Avant analyse liée à notre thème, notons le petit parfum écologique de ce récit, à ne pas contourner : il présente la solidarité de tout le genre humain avec le reste du monde vivant, poissons exceptés. Si ce Dieu exterminateur avait voulu punir la méchanceté humaine, il se serait contenté de détruire les humains à travers je ne sais quel feu céleste, comme dans l’épisode de Sodome et Gomorrhe raconté plus tard dans la Genèse. Au passage, chacun remarquera que dans l’épisode de Sodome, il y a aussi des rescapés, Loth, sa famille et ses serviteurs, équivalents à Noé, sa famille et les couples sauvés dans l’Arche. Le récit de Sodome et Gomorrhe se situe dans le cadre d’une religiosité personnelle, alors que celui du Déluge se place dans une ambiance plus vaste, écologique, voire cosmique. Gardons en mémoire l’extension du drame aux dimensions de l’univers.
L’histoire du Déluge doit être lue sous l’angle d’une « dé-création », voire d’une inversion de ce qu’est une naissance.

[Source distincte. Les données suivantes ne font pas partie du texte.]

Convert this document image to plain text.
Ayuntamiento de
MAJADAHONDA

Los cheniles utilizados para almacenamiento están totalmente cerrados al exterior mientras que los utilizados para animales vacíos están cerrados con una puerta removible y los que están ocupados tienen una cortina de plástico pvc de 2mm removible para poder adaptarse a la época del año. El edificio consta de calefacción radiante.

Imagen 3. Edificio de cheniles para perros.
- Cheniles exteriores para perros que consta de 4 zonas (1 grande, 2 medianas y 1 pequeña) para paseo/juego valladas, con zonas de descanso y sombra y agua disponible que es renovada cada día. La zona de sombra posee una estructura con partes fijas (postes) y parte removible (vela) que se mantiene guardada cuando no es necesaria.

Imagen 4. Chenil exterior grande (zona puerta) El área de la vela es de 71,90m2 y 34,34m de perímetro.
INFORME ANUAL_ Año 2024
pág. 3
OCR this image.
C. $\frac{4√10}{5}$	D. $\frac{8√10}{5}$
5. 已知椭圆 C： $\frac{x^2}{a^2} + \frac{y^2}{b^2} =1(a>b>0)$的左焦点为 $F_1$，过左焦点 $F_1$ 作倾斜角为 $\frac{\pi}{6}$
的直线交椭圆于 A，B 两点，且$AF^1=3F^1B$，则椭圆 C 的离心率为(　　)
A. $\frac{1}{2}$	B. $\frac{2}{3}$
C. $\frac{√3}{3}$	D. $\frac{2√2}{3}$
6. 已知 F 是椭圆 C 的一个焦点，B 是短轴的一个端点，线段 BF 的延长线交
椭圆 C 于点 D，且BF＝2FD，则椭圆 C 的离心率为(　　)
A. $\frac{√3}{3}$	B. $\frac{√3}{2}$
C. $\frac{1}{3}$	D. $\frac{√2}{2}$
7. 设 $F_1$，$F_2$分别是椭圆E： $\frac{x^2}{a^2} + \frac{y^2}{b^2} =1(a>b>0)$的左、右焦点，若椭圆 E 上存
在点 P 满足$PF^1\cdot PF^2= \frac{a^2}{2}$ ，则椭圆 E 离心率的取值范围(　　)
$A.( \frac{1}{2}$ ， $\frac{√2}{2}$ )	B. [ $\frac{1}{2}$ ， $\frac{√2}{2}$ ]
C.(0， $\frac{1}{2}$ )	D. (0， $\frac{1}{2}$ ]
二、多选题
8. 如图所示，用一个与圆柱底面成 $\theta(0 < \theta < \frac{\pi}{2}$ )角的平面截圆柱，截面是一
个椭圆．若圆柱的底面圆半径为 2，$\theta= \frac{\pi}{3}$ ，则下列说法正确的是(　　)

Les eaux du ciel et les eaux d’en bas se rassemblent, exactement dans le sens inverse de la Création originelle du premier chapitre de la Genèse. La rupture des eaux aux origines évoque également la naissance d’un enfant. Les eaux qui se referment en haut et en bas dans le Déluge est le contraire de la naissance. Le thème de la naissance et de la domination de la terre sur les eaux est un thème récurrent du monde biblique : Moïse fend la Mer en deux, Josué fend également le Jourdain en deux, Ézéchiel voit de l’eau partout autour du Temple de Jérusalem, Jésus domine les eaux en marchant sur le lac, Paul survit à plusieurs naufrages. Sans oublier l’extraordinaire Psaume 103 qui raconte en une poésie sans égale le surgissement du Monde à travers les eaux. Décidément, les hébreux, puis les juifs, n’aiment pas beaucoup l’eau ! Le baptême de Jean-Baptiste, puis le baptême chrétien, reprennent ce thème de la sortie de l’eau pour donner un sens à la vie et à la résurrection. Glose distrayante : je trouve drôle qu’en physique moderne, les représentations de la cosmologie reposent sur des équations de la mécanique des fluides… L’Univers, ses amas de galaxies et ses énergies de formes diverses, est envisagée comme un fleuve tourbillonnant. Ce n’est pas moi qui l’invente : Lucrèce l’écrivait déjà, et le philosophe Michel Serres en a fait la trame d’une de ses ouvrages majeurs. Fin de la glose qui n’a aucune intention apologétique.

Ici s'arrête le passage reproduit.